Let's talk about New Moon! I choose to impart to you, lovely readers, today, my own personal critiques of my favorite scenes from this stellar film experience.

Edward's Entrance: This was by far the best part of the movie. As he glides in vampirically, his shirt flaps about in the wind and his copper-wire hair ripples like waves of grain. While the twelve-year-old girls scream, I realize that nowhere else in the scene is there wind. Edward Cullen, Sex God, creates his own wind. In the words of the friend I dragged along with me, "The wind is produced by a hole in his head, obviously. All the hot air is leaking out".

The Dramatic Scene with Bella and Jacob and Edward Where She May Have to Choose Between Them: This produced many lulz. As Kristen Stewart holds her "I'm so stressed and yet so beautiful" face, looking from the vampire man to the wolf man and back again, she delivers my favorite line of the movie. "Don't make me choose, Jacob. Because it will be him." It seems to me that she has already chosen. Huh. Also, the deadpan way in which she says this is priceless.

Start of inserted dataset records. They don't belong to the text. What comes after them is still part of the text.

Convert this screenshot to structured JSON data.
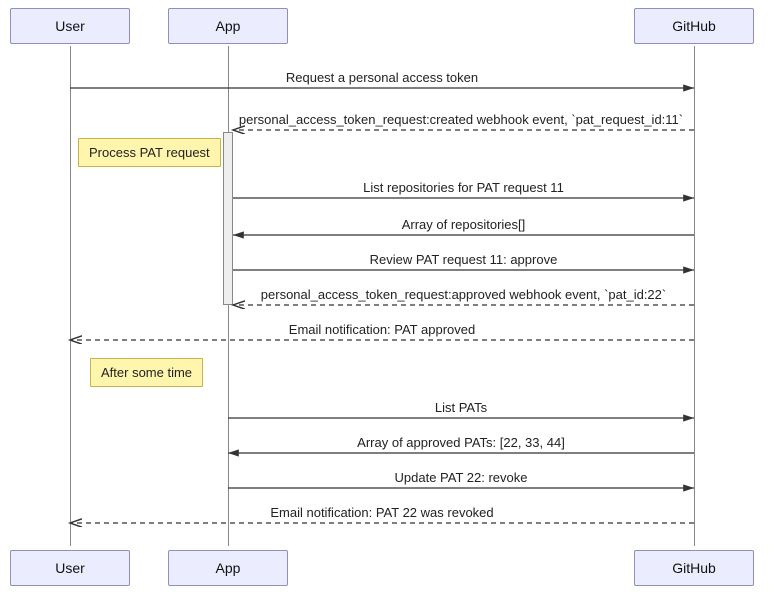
{
  "participants": {
    "user": "User",
    "app": "App",
    "github": "GitHub"
  },
  "messages": {
    "m1": "Request a personal access token",
    "m2": "personal_access_token_request:created webhook event, `pat_request_id:11`",
    "m3": "List repositories for PAT request 11",
    "m4": "Array of repositories[]",
    "m5": "Review PAT request 11: approve",
    "m6": "personal_access_token_request:approved webhook event, `pat_id:22`",
    "m7": "Email notification: PAT approved",
    "m8": "List PATs",
    "m9": "Array of approved PATs: [22, 33, 44]",
    "m10": "Update PAT 22: revoke",
    "m11": "Email notification: PAT 22 was revoked"
  },
  "notes": {
    "n1": "Process PAT request",
    "n2": "After some time"
  },
  "chart_data": {
    "type": "sequence-diagram",
    "participants": [
      "User",
      "App",
      "GitHub"
    ],
    "events": [
      {
        "type": "message",
        "from": "User",
        "to": "GitHub",
        "label": "Request a personal access token",
        "style": "solid"
      },
      {
        "type": "message",
        "from": "GitHub",
        "to": "App",
        "label": "personal_access_token_request:created webhook event, `pat_request_id:11`",
        "style": "dashed"
      },
      {
        "type": "note",
        "over": [
          "User",
          "App"
        ],
        "text": "Process PAT request"
      },
      {
        "type": "activation",
        "participant": "App",
        "start_after": "m2",
        "end_after": "m6"
      },
      {
        "type": "message",
        "from": "App",
        "to": "GitHub",
        "label": "List repositories for PAT request 11",
        "style": "solid"
      },
      {
        "type": "message",
        "from": "GitHub",
        "to": "App",
        "label": "Array of repositories[]",
        "style": "solid"
      },
      {
        "type": "message",
        "from": "App",
        "to": "GitHub",
        "label": "Review PAT request 11: approve",
        "style": "solid"
      },
      {
        "type": "message",
        "from": "GitHub",
        "to": "App",
        "label": "personal_access_token_request:approved webhook event, `pat_id:22`",
        "style": "dashed"
      },
      {
        "type": "message",
        "from": "GitHub",
        "to": "User",
        "label": "Email notification: PAT approved",
        "style": "dashed"
      },
      {
        "type": "note",
        "over": [
          "User",
          "App"
        ],
        "text": "After some time"
      },
      {
        "type": "message",
        "from": "App",
        "to": "GitHub",
        "label": "List PATs",
        "style": "solid"
      },
      {
        "type": "message",
        "from": "GitHub",
        "to": "App",
        "label": "Array of approved PATs: [22, 33, 44]",
        "style": "solid"
      },
      {
        "type": "message",
        "from": "App",
        "to": "GitHub",
        "label": "Update PAT 22: revoke",
        "style": "solid"
      },
      {
        "type": "message",
        "from": "GitHub",
        "to": "User",
        "label": "Email notification: PAT 22 was revoked",
        "style": "dashed"
      }
    ]
  }
}
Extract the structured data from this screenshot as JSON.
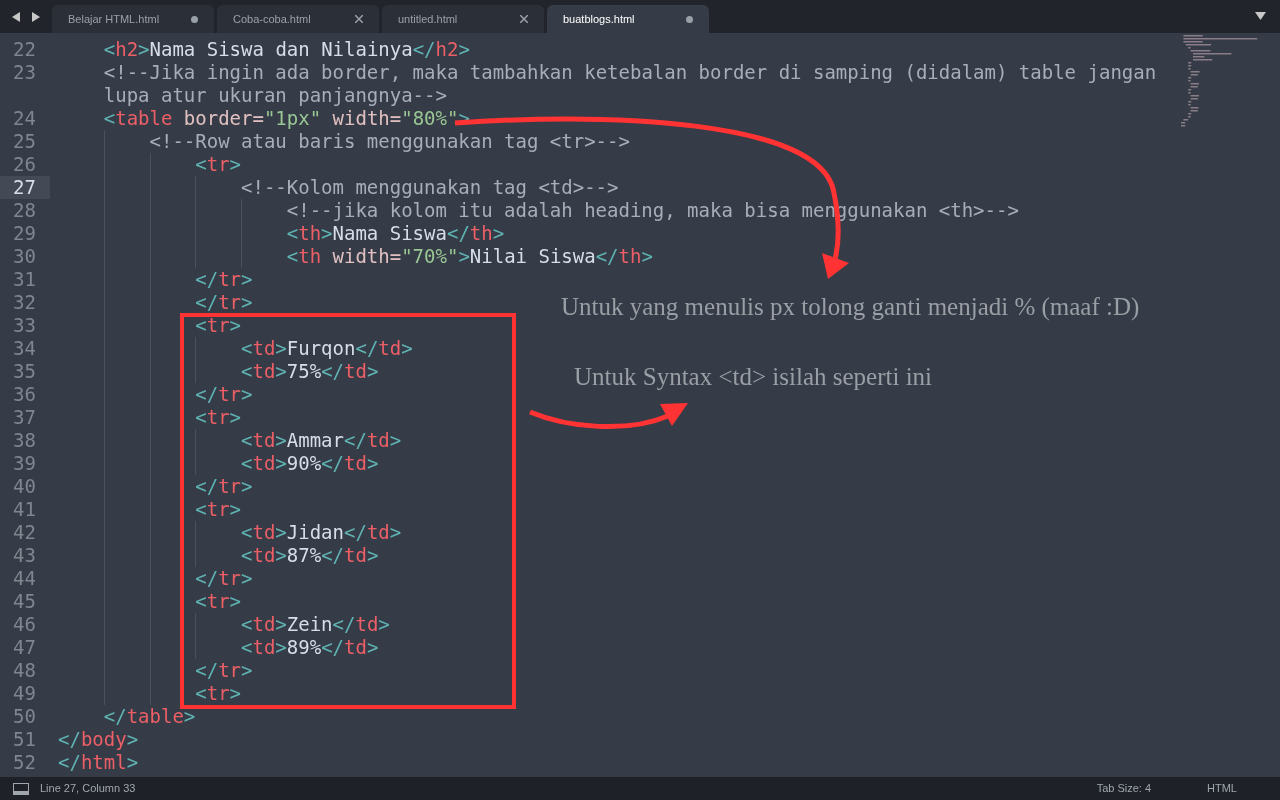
{
  "tabs": [
    {
      "label": "Belajar HTML.html",
      "selected": false,
      "modified": true
    },
    {
      "label": "Coba-coba.html",
      "selected": false,
      "modified": false
    },
    {
      "label": "untitled.html",
      "selected": false,
      "modified": false
    },
    {
      "label": "buatblogs.html",
      "selected": true,
      "modified": true
    }
  ],
  "editor": {
    "lines": [
      {
        "number": "22",
        "current": false,
        "tokens": [
          {
            "kind": "punct",
            "text": "    <"
          },
          {
            "kind": "tag",
            "text": "h2"
          },
          {
            "kind": "punct",
            "text": ">"
          },
          {
            "kind": "text",
            "text": "Nama Siswa dan Nilainya"
          },
          {
            "kind": "punct",
            "text": "</"
          },
          {
            "kind": "tag",
            "text": "h2"
          },
          {
            "kind": "punct",
            "text": ">"
          }
        ]
      },
      {
        "number": "23",
        "current": false,
        "tokens": [
          {
            "kind": "comment",
            "text": "    <!--Jika ingin ada border, maka tambahkan ketebalan border di samping (didalam) table jangan lupa atur ukuran panjangnya-->"
          }
        ]
      },
      {
        "number": "24",
        "current": false,
        "tokens": [
          {
            "kind": "punct",
            "text": "    <"
          },
          {
            "kind": "tag",
            "text": "table"
          },
          {
            "kind": "attr",
            "text": " border="
          },
          {
            "kind": "string",
            "text": "\"1px\""
          },
          {
            "kind": "attr",
            "text": " width="
          },
          {
            "kind": "string",
            "text": "\"80%\""
          },
          {
            "kind": "punct",
            "text": ">"
          }
        ]
      },
      {
        "number": "25",
        "current": false,
        "tokens": [
          {
            "kind": "comment",
            "text": "        <!--Row atau baris menggunakan tag <tr>-->"
          }
        ]
      },
      {
        "number": "26",
        "current": false,
        "tokens": [
          {
            "kind": "punct",
            "text": "            <"
          },
          {
            "kind": "tag",
            "text": "tr"
          },
          {
            "kind": "punct",
            "text": ">"
          }
        ]
      },
      {
        "number": "27",
        "current": true,
        "tokens": [
          {
            "kind": "comment",
            "text": "                <!--Kolom menggunakan tag <td>-->"
          }
        ]
      },
      {
        "number": "28",
        "current": false,
        "tokens": [
          {
            "kind": "comment",
            "text": "                    <!--jika kolom itu adalah heading, maka bisa menggunakan <th>-->"
          }
        ]
      },
      {
        "number": "29",
        "current": false,
        "tokens": [
          {
            "kind": "punct",
            "text": "                    <"
          },
          {
            "kind": "tag",
            "text": "th"
          },
          {
            "kind": "punct",
            "text": ">"
          },
          {
            "kind": "text",
            "text": "Nama Siswa"
          },
          {
            "kind": "punct",
            "text": "</"
          },
          {
            "kind": "tag",
            "text": "th"
          },
          {
            "kind": "punct",
            "text": ">"
          }
        ]
      },
      {
        "number": "30",
        "current": false,
        "tokens": [
          {
            "kind": "punct",
            "text": "                    <"
          },
          {
            "kind": "tag",
            "text": "th"
          },
          {
            "kind": "attr",
            "text": " width="
          },
          {
            "kind": "string",
            "text": "\"70%\""
          },
          {
            "kind": "punct",
            "text": ">"
          },
          {
            "kind": "text",
            "text": "Nilai Siswa"
          },
          {
            "kind": "punct",
            "text": "</"
          },
          {
            "kind": "tag",
            "text": "th"
          },
          {
            "kind": "punct",
            "text": ">"
          }
        ]
      },
      {
        "number": "31",
        "current": false,
        "tokens": [
          {
            "kind": "punct",
            "text": "            </"
          },
          {
            "kind": "tag",
            "text": "tr"
          },
          {
            "kind": "punct",
            "text": ">"
          }
        ]
      },
      {
        "number": "32",
        "current": false,
        "tokens": [
          {
            "kind": "punct",
            "text": "            </"
          },
          {
            "kind": "tag",
            "text": "tr"
          },
          {
            "kind": "punct",
            "text": ">"
          }
        ]
      },
      {
        "number": "33",
        "current": false,
        "tokens": [
          {
            "kind": "punct",
            "text": "            <"
          },
          {
            "kind": "tag",
            "text": "tr"
          },
          {
            "kind": "punct",
            "text": ">"
          }
        ]
      },
      {
        "number": "34",
        "current": false,
        "tokens": [
          {
            "kind": "punct",
            "text": "                <"
          },
          {
            "kind": "tag",
            "text": "td"
          },
          {
            "kind": "punct",
            "text": ">"
          },
          {
            "kind": "text",
            "text": "Furqon"
          },
          {
            "kind": "punct",
            "text": "</"
          },
          {
            "kind": "tag",
            "text": "td"
          },
          {
            "kind": "punct",
            "text": ">"
          }
        ]
      },
      {
        "number": "35",
        "current": false,
        "tokens": [
          {
            "kind": "punct",
            "text": "                <"
          },
          {
            "kind": "tag",
            "text": "td"
          },
          {
            "kind": "punct",
            "text": ">"
          },
          {
            "kind": "text",
            "text": "75%"
          },
          {
            "kind": "punct",
            "text": "</"
          },
          {
            "kind": "tag",
            "text": "td"
          },
          {
            "kind": "punct",
            "text": ">"
          }
        ]
      },
      {
        "number": "36",
        "current": false,
        "tokens": [
          {
            "kind": "punct",
            "text": "            </"
          },
          {
            "kind": "tag",
            "text": "tr"
          },
          {
            "kind": "punct",
            "text": ">"
          }
        ]
      },
      {
        "number": "37",
        "current": false,
        "tokens": [
          {
            "kind": "punct",
            "text": "            <"
          },
          {
            "kind": "tag",
            "text": "tr"
          },
          {
            "kind": "punct",
            "text": ">"
          }
        ]
      },
      {
        "number": "38",
        "current": false,
        "tokens": [
          {
            "kind": "punct",
            "text": "                <"
          },
          {
            "kind": "tag",
            "text": "td"
          },
          {
            "kind": "punct",
            "text": ">"
          },
          {
            "kind": "text",
            "text": "Ammar"
          },
          {
            "kind": "punct",
            "text": "</"
          },
          {
            "kind": "tag",
            "text": "td"
          },
          {
            "kind": "punct",
            "text": ">"
          }
        ]
      },
      {
        "number": "39",
        "current": false,
        "tokens": [
          {
            "kind": "punct",
            "text": "                <"
          },
          {
            "kind": "tag",
            "text": "td"
          },
          {
            "kind": "punct",
            "text": ">"
          },
          {
            "kind": "text",
            "text": "90%"
          },
          {
            "kind": "punct",
            "text": "</"
          },
          {
            "kind": "tag",
            "text": "td"
          },
          {
            "kind": "punct",
            "text": ">"
          }
        ]
      },
      {
        "number": "40",
        "current": false,
        "tokens": [
          {
            "kind": "punct",
            "text": "            </"
          },
          {
            "kind": "tag",
            "text": "tr"
          },
          {
            "kind": "punct",
            "text": ">"
          }
        ]
      },
      {
        "number": "41",
        "current": false,
        "tokens": [
          {
            "kind": "punct",
            "text": "            <"
          },
          {
            "kind": "tag",
            "text": "tr"
          },
          {
            "kind": "punct",
            "text": ">"
          }
        ]
      },
      {
        "number": "42",
        "current": false,
        "tokens": [
          {
            "kind": "punct",
            "text": "                <"
          },
          {
            "kind": "tag",
            "text": "td"
          },
          {
            "kind": "punct",
            "text": ">"
          },
          {
            "kind": "text",
            "text": "Jidan"
          },
          {
            "kind": "punct",
            "text": "</"
          },
          {
            "kind": "tag",
            "text": "td"
          },
          {
            "kind": "punct",
            "text": ">"
          }
        ]
      },
      {
        "number": "43",
        "current": false,
        "tokens": [
          {
            "kind": "punct",
            "text": "                <"
          },
          {
            "kind": "tag",
            "text": "td"
          },
          {
            "kind": "punct",
            "text": ">"
          },
          {
            "kind": "text",
            "text": "87%"
          },
          {
            "kind": "punct",
            "text": "</"
          },
          {
            "kind": "tag",
            "text": "td"
          },
          {
            "kind": "punct",
            "text": ">"
          }
        ]
      },
      {
        "number": "44",
        "current": false,
        "tokens": [
          {
            "kind": "punct",
            "text": "            </"
          },
          {
            "kind": "tag",
            "text": "tr"
          },
          {
            "kind": "punct",
            "text": ">"
          }
        ]
      },
      {
        "number": "45",
        "current": false,
        "tokens": [
          {
            "kind": "punct",
            "text": "            <"
          },
          {
            "kind": "tag",
            "text": "tr"
          },
          {
            "kind": "punct",
            "text": ">"
          }
        ]
      },
      {
        "number": "46",
        "current": false,
        "tokens": [
          {
            "kind": "punct",
            "text": "                <"
          },
          {
            "kind": "tag",
            "text": "td"
          },
          {
            "kind": "punct",
            "text": ">"
          },
          {
            "kind": "text",
            "text": "Zein"
          },
          {
            "kind": "punct",
            "text": "</"
          },
          {
            "kind": "tag",
            "text": "td"
          },
          {
            "kind": "punct",
            "text": ">"
          }
        ]
      },
      {
        "number": "47",
        "current": false,
        "tokens": [
          {
            "kind": "punct",
            "text": "                <"
          },
          {
            "kind": "tag",
            "text": "td"
          },
          {
            "kind": "punct",
            "text": ">"
          },
          {
            "kind": "text",
            "text": "89%"
          },
          {
            "kind": "punct",
            "text": "</"
          },
          {
            "kind": "tag",
            "text": "td"
          },
          {
            "kind": "punct",
            "text": ">"
          }
        ]
      },
      {
        "number": "48",
        "current": false,
        "tokens": [
          {
            "kind": "punct",
            "text": "            </"
          },
          {
            "kind": "tag",
            "text": "tr"
          },
          {
            "kind": "punct",
            "text": ">"
          }
        ]
      },
      {
        "number": "49",
        "current": false,
        "tokens": [
          {
            "kind": "punct",
            "text": "            <"
          },
          {
            "kind": "tag",
            "text": "tr"
          },
          {
            "kind": "punct",
            "text": ">"
          }
        ]
      },
      {
        "number": "50",
        "current": false,
        "tokens": [
          {
            "kind": "punct",
            "text": "    </"
          },
          {
            "kind": "tag",
            "text": "table"
          },
          {
            "kind": "punct",
            "text": ">"
          }
        ]
      },
      {
        "number": "51",
        "current": false,
        "tokens": [
          {
            "kind": "punct",
            "text": "</"
          },
          {
            "kind": "tag",
            "text": "body"
          },
          {
            "kind": "punct",
            "text": ">"
          }
        ]
      },
      {
        "number": "52",
        "current": false,
        "tokens": [
          {
            "kind": "punct",
            "text": "</"
          },
          {
            "kind": "tag",
            "text": "html"
          },
          {
            "kind": "punct",
            "text": ">"
          }
        ]
      }
    ]
  },
  "annotations": [
    {
      "text": "Untuk yang menulis px tolong ganti menjadi % (maaf :D)"
    },
    {
      "text": "Untuk Syntax <td> isilah seperti ini"
    }
  ],
  "status_bar": {
    "position": "Line 27, Column 33",
    "tab_size": "Tab Size: 4",
    "syntax": "HTML"
  }
}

I find Bella to be one of the most annoying literary characters I have ever encountered. She's whiney, needy, immature, negative, and above all, selfish. Usually, I like annoying literary characters, as I am always seeking out flawed individuals to whom I can relate. Characters with no issues are boring. No one wants to read a book where the first line is "There once was a girl with no problems". Oh, wait, isn't that a Jane Austen book?

Yes, I remember now..."Emma Woodhouse, handsome, clever, and rich, with a comfortable home and happy disposition, seemed to unite some of the best blessings of existence; and had lived nearly twenty-one years in the world with very little to distress or vex her. " This is why Jane Austen novels do not appeal to me.

Back to Bella. Bella, as a character, is entirely unappealing. I don't find her interesting in the way most flawed people are, as her issues are not at all out of her control. She could choose to see the glass half-full or to be less clingy. She could choose to think about people other than herself, and yet she doesn't. I realize that many, many girls identify with her. And to those girls I say this: you don't have to be like that! Just because one annoying, childish girl got the man of her dreams in one fictional series, does not mean you should see this as a rule. It is not a rule. From my limited experience with men, I can say that high-maintainence is not appealing. Neither is whining. Nor is "I would die without you".

In closing, the movie was amusing. I highly reccommend it, especially if seen with one's most cynical friends in a theatre full of screaming schoolgirls.